Illégalité contre légitimité : 500 euros d'amende ont été requis vendredi soir à Bordeaux contre huit militants écologistes qui avaient décroché des portraits d'Emmanuel Macron dans des mairies en réponse à "l'inaction" du gouvernement face à la crise climatique.
Le tribunal correctionnel rendra son jugement le 20 décembre.
Dans une salle acquise à leur cause, 8 prévenus, 4 hommes et 4 femmes, âgés de 21 ans à 62 ans d'horizons divers- médecin, étudiants, retraité, menuisier enseignant - étaient poursuivis pour "vol en réunion" ou complicité de ce délit punissable de 5 ans de prison et 75.000 euros d'amende.
Quatre d'entre eux étaient aussi jugés pour avoir refusé un prélèvement ADN lors de leur garde à vue.
La justice leur reproche d'avoir participé le 28 mai à une opération de décrochage de portraits présidentiels dans 4 mairies du bassin d'Arcachon (Audenge, Le Teich, Gujan-Mestras, Biganos).
Cette action s'inscrivait dans la campagne nationale de "désobéissance non-violente" lancée en février par le collectif écologiste Action non-violente ANV-Cop21, avec un bilan de 134 portraits officiels "réquisitionnés" en France.
"Notre action est comme un coup de klaxon (...) on a décidé d'interpeller le gouvernement par les moyens que nous avons de simples citoyens", a défendu Laurent Freyss, menuisier de 49 ans, devant un tribunal manifestement détendu et parfois plaisantin.
Mais derrière ce vol "noble et altruiste", il y a bien une infraction "caractérisée", a estimé la procureure Amélie Pison, en soulignant d'une part l'existence de l'élément intentionnel - l'appropriation - et en écartant d'autre part l'état de nécessité, une cause d'exonération pénale en cas de danger imminent.

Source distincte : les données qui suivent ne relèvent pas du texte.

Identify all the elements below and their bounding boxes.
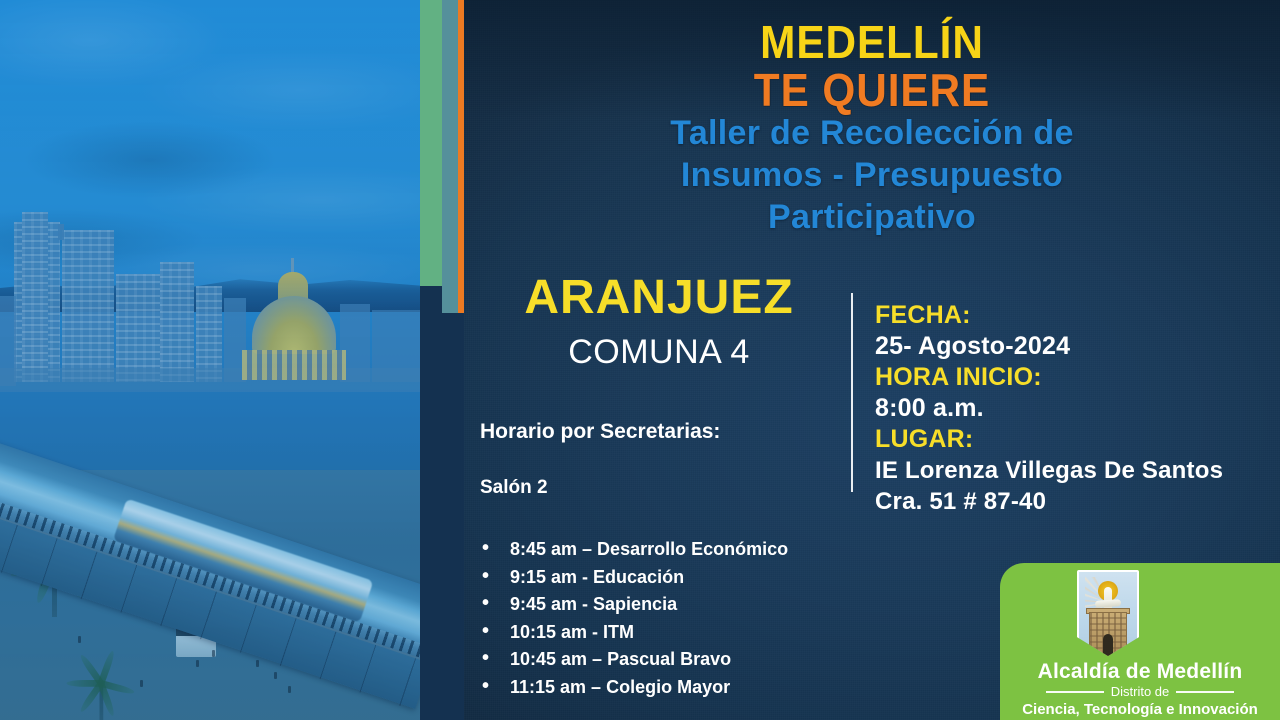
logo-tagline: Ciencia, Tecnología e Innovación <box>1000 701 1280 719</box>
list-item: 11:15 am – Colegio Mayor <box>476 674 876 702</box>
schedule-room: Salón 2 <box>480 476 548 500</box>
event-poster: MEDELLÍN TE QUIERE Taller de Recolección… <box>0 0 1280 720</box>
brand-lockup: MEDELLÍN TE QUIERE <box>464 18 1280 114</box>
fecha-value: 25- Agosto-2024 <box>875 331 1275 362</box>
subtitle-line-3: Participativo <box>500 196 1244 238</box>
medellin-coat-of-arms-icon <box>1077 570 1139 656</box>
fecha-label: FECHA: <box>875 300 1275 331</box>
comuna-name: ARANJUEZ <box>464 272 854 324</box>
alcaldia-logo: Alcaldía de Medellín Distrito de Ciencia… <box>1000 563 1280 720</box>
list-item: 9:45 am - Sapiencia <box>476 591 876 619</box>
lugar-label: LUGAR: <box>875 424 1275 455</box>
vertical-divider <box>851 293 853 492</box>
logo-distrito: Distrito de <box>1111 684 1170 700</box>
rule-right <box>1176 691 1234 693</box>
list-item: 8:45 am – Desarrollo Económico <box>476 536 876 564</box>
schedule-heading: Horario por Secretarias: <box>480 419 720 445</box>
photo-blue-tint <box>0 0 420 720</box>
list-item: 10:15 am - ITM <box>476 619 876 647</box>
event-details: FECHA: 25- Agosto-2024 HORA INICIO: 8:00… <box>875 300 1275 517</box>
hora-label: HORA INICIO: <box>875 362 1275 393</box>
brand-te-quiere: TE QUIERE <box>497 66 1248 114</box>
accent-stripe-green <box>420 0 442 286</box>
list-item: 10:45 am – Pascual Bravo <box>476 646 876 674</box>
lugar-value-venue: IE Lorenza Villegas De Santos <box>875 455 1275 486</box>
rule-left <box>1046 691 1104 693</box>
brand-medellin: MEDELLÍN <box>497 18 1248 66</box>
hora-value: 8:00 a.m. <box>875 393 1275 424</box>
medellin-cityscape-photo <box>0 0 420 720</box>
list-item: 9:15 am - Educación <box>476 564 876 592</box>
event-subtitle: Taller de Recolección de Insumos - Presu… <box>500 112 1244 238</box>
subtitle-line-2: Insumos - Presupuesto <box>500 154 1244 196</box>
comuna-number: COMUNA 4 <box>464 332 854 372</box>
lugar-value-address: Cra. 51 # 87-40 <box>875 486 1275 517</box>
logo-name: Alcaldía de Medellín <box>1000 659 1280 684</box>
logo-distrito-row: Distrito de <box>1000 684 1280 700</box>
schedule-list: 8:45 am – Desarrollo Económico 9:15 am -… <box>476 536 876 701</box>
subtitle-line-1: Taller de Recolección de <box>500 112 1244 154</box>
accent-stripe-teal <box>442 0 458 313</box>
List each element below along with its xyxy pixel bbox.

Elle a par ailleurs requis 150 euros d'amende pour les refus de prélèvements ADN.
Face à un préjudice de "8 euros par tableau" - le prix de la reproduction - la défense a dénoncé "une débauche de moyens d'investigations" et un "mauvais signe pour l'état de droit".
Ophelie Berrier, l'avocate des prévenus avec Nathalie Noël, a appelé le tribunal à rendre une décision "courageuse" en "effaçant l'illégalité d'une action au profit de sa légitimité".
A l'extérieur du tribunal, les soutiens des militants avaient déployé dans la journée des banderoles pour annoncer un "procès de l'inaction climatique de l'Etat".
Les actions "symboliques" de décrochage, selon le collectif, ont jusqu'ici donné lieu depuis juin à des jugements disparates : d'un côté, amendes fermes ou avec sursis à Paris et dans l'Ain, de l'autre relaxes pour défaut "d'élément intentionnel" à Strasbourg et "état de nécessité" et action "légitime" à Lyon.
Selon le collectif, dix procès de militants sont prévus dans les prochaines semaines et en 2020.